一边那个俊朗的身影,是他见过的最刺眼的风景。在那个位子上的人本该是他,而不是卢彦,可是如今他却没有任何的资格。是他将他推离了自己的身边,是他将她变成如今这般样子,他是她所有痛苦的源泉。可是她可曾知道当初把她送进疯人院并不是他的本意,他只是想保护她,想护她周全,只是没想到那场大火烧尽了所有的牵绊。
他十余年的疼爱一瞬间消失,他又能怨得了谁呢?天灾还是人祸呢?不过是命而已。命运给他开了一个天大的玩笑,在他还未明白对她的爱,为着她的错赎了整整的七年的罪,却有一天被告知一切不过是场误会,她从未犯错,他又何必赎罪呢?这难道不是天大的玩笑吗?而更可笑得是他还得为这个笑话买单,这个价格就是失去她。
他在门外站了一会,静静看着那个灯光沐浴上憔悴的人儿,心里一遍又一遍地自责。直到眼睛瞅到她眼皮的轻微跳动,血气一下子冲下脑门,他像一个毛头小子一样不管不顾地冲过去,那时他的世界纯粹得只剩下雅儿。
她空洞的眼神在他和卢彦之间徘徊了几遍,又移向卢彦,然后视线再也移不开了。他的心一下子被掏光了一样,空空的,总有冷风吹进来,害得他一阵又一阵地哆嗦。他伸手去扶着她起来,却被卢彦抢了先。
静谧的空气里,他的心似乎在止不住的哭泣,他只能任由着手在半空中横在半空中却什么也不能做,他离她究竟有多远?让他生生被隔离在他的世界之外。

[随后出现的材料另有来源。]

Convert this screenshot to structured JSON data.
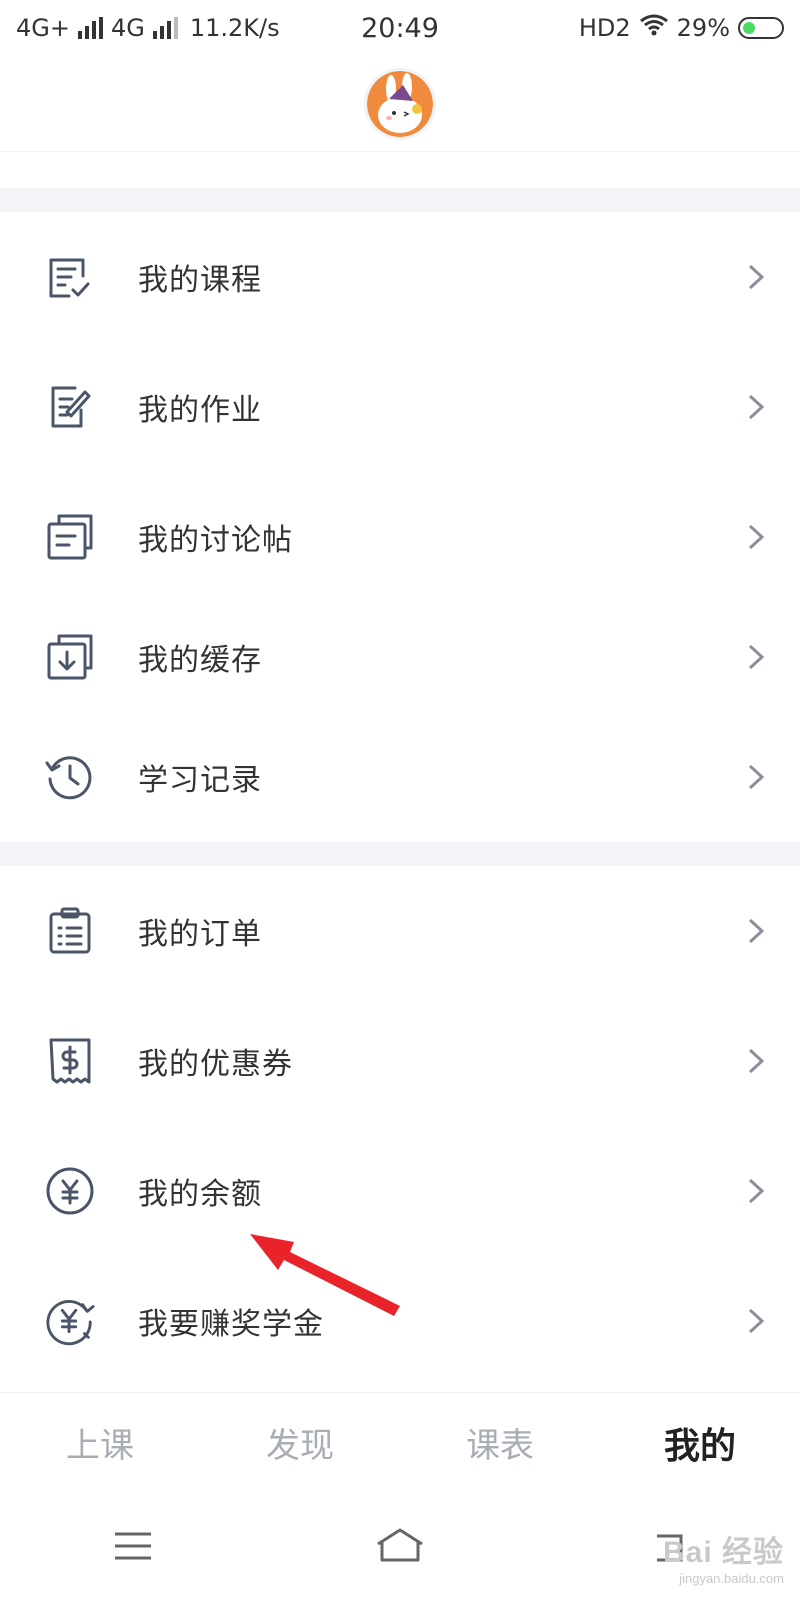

接下来的事情却出乎了赵彦成意外,刚刚醒过来的梁灼华一把抓住了卢彦扶着她的手,很是不解看了卢彦一遍又一遍,最后问出一句让他们都难以置信的话来:“阿彦,你才去美国上学一个月,怎么又跑回来了?该不会是被人欺负了,又哭着鼻子跑回来的吧?卢叔叔他……”
“不,不对啊。只是哪?白被子,白墙壁的……”
谁都没有想到她会失忆,而这一切却是真真切切地发生了,她的世界整整倒退了十年,她又重新变回到十六岁时的天真烂漫。
十六岁,一个没有硝烟,没有仇恨的年龄,周围的一切都美好得如同空中楼阁,似乎一睁眼一切都会消失不见。
这一年的暑假,梁灼华过得很是别扭,心里总觉得怪怪,却说不出来为什么。同学们似乎一下子都凭空消失了,再也没有人会找她出去;爸爸妈妈更是奇怪,护着她就像母鸡护小鸡似的,小心翼翼生怕她一个小心就凭空消失了,按他们的话来说是自己刚刚病好所以得加倍小心,不过以前她感冒发烧就从来没见过他们这般的紧张样,难不成他们转性了?不过这个概率比较低,除非太阳从西边出来。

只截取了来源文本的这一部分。